Who were the fortunate 100 attendees? Tax advisors and lawyers. Insurance people and corporate-services providers. Yacht managers, brokers, and builders, among others, all eager to learn more.
So, what are the key issues facing the superyacht industry, now and in the future?
There was much talk about European Union tax laws that apply to superyachts. Specifically, conference delegates voiced objections to the wide tax disparities between jurisdictions in Europe—disparities so wide that the European Commission has intervened to help create fairness.
Tax-wise, Spain is among the most challenged places in Europe. The country levies a Value Added Tax of 18 percent on superyachts, plus a special Matriculation Tax of 12 percent. One presenter saw red when discussing this, referring to the fees as “criminal.” Many on the yachting scene have apparently fled Spain as a result of the punishing tax figures. These days, there are only approximately 40 superyachts domiciled in Spain.
Contrast this with, say, France as a jurisdiction, and the disparities abound. France has no such “special tax” for superyachts. Plus, all yachts that meet the French criteria for commercial use are exempt from Value-Added Tax.

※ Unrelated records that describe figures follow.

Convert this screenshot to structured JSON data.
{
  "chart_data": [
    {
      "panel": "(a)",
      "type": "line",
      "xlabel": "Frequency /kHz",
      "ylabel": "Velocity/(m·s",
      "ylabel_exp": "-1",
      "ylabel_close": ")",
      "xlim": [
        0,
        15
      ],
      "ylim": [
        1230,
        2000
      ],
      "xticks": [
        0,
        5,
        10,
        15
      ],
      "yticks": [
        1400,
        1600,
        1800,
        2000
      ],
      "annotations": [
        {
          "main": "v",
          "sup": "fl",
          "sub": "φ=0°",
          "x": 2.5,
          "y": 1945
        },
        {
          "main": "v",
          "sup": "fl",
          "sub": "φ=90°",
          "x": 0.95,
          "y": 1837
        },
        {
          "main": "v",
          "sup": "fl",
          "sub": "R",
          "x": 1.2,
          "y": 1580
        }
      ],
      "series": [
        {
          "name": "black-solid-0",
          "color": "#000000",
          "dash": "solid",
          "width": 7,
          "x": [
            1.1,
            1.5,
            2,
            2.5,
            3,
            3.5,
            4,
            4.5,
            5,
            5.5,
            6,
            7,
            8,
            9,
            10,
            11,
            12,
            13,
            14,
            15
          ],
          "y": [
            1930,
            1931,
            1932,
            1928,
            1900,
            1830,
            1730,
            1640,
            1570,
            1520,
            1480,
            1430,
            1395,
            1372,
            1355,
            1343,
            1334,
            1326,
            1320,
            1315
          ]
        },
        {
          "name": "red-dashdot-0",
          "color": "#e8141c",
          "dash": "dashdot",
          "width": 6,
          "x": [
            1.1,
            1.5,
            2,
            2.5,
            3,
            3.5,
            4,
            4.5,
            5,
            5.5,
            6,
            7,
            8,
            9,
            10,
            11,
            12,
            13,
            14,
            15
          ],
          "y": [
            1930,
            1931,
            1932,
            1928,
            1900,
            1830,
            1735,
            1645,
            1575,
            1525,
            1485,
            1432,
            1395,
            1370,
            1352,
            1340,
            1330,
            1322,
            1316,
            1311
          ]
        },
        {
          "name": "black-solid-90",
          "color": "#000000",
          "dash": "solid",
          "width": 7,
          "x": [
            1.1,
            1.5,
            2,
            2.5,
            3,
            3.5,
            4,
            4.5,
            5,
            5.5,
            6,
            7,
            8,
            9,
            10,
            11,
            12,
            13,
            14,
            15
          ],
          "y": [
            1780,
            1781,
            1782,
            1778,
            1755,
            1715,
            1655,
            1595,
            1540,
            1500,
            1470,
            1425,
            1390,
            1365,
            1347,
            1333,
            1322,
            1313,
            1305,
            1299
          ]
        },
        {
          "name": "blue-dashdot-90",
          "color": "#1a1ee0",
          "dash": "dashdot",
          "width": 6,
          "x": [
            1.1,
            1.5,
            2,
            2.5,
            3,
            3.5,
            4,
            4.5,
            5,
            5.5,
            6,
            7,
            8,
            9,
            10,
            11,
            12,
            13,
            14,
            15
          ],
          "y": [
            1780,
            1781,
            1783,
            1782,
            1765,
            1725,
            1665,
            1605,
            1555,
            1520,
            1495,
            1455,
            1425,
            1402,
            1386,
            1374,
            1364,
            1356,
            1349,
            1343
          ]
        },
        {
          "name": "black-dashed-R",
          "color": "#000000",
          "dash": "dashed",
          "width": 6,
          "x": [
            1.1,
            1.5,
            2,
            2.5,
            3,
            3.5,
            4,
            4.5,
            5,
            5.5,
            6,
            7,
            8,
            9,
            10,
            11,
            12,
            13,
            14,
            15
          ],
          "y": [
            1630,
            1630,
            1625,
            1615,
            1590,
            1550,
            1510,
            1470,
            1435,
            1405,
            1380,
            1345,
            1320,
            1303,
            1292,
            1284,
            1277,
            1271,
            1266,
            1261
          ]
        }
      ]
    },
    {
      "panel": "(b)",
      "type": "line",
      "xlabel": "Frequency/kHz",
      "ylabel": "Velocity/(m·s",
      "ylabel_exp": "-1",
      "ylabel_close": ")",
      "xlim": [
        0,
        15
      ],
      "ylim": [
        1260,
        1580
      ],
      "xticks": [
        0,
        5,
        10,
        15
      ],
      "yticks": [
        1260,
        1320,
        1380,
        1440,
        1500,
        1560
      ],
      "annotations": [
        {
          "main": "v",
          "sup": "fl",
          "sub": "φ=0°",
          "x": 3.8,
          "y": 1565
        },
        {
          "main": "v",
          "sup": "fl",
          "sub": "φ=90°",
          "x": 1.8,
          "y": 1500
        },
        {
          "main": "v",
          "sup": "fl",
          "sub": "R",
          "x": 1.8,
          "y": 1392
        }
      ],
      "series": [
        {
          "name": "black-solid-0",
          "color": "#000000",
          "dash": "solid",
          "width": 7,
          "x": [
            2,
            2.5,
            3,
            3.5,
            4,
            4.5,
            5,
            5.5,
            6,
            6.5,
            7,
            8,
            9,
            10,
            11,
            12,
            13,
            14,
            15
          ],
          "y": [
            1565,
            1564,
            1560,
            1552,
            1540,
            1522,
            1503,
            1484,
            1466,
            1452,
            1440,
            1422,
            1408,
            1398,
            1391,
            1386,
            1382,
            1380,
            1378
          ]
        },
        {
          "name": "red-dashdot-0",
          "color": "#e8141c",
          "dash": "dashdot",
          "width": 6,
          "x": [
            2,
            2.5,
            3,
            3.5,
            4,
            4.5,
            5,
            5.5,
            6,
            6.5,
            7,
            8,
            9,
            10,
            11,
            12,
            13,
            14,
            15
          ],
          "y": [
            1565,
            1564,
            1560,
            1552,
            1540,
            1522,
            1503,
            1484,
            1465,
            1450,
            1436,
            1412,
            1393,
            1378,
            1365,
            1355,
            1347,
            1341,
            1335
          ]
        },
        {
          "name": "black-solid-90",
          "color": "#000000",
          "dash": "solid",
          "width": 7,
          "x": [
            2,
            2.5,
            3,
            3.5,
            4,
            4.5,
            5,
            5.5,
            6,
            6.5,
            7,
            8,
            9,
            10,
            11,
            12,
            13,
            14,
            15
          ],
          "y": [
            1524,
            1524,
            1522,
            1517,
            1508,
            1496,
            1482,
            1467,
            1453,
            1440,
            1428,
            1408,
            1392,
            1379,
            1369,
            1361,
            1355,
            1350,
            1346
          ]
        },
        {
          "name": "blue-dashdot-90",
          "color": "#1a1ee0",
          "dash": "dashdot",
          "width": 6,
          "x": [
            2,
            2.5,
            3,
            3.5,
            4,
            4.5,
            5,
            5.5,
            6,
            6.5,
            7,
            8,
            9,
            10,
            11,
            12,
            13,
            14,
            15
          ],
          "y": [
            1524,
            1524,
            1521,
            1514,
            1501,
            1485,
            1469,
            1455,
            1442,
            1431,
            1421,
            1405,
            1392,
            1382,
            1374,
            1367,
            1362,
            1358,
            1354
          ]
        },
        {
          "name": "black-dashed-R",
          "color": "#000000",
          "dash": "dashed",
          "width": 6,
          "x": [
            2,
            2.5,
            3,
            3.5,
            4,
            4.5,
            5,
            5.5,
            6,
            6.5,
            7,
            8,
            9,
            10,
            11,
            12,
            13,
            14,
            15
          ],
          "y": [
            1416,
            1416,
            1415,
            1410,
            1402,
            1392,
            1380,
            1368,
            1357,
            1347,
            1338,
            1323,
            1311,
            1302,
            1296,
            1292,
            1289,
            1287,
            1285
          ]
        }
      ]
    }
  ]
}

This may sound like a clear-cut case for choosing France over Spain when structuring superyachts as assets. But no such clarity exists. Consider this: Spain’s Matriculation Tax is being challenged fiercely, and it may well be repealed. In fact, when it comes to all laws and directives, the tides are changing constantly—particularly given the global trend toward greater fiscal and financial regulation.
Beyond the France/Spain disparity, stormy relationships are afflicting other jurisdictions. A key reason: each country interprets the European VAT (Value Added Tax) Directive in different ways. This makes it tough to find a common trajectory—and to effect fairness—on the seas.
By the second day of the conference, there was a clear call to form a single, unified, “supranational” superyacht organization. The feeling was that this solidarity could benefit enormously the business—and the pleasure—of the underrepresented yachting world.
By yesterday, the Future of Superyachts Conference had ended and the Superyacht Cup was had just begun. Largely washed away were conflicts over laws and taxes: the honest thrill of this stupendous race was already asserting its magnetic pull.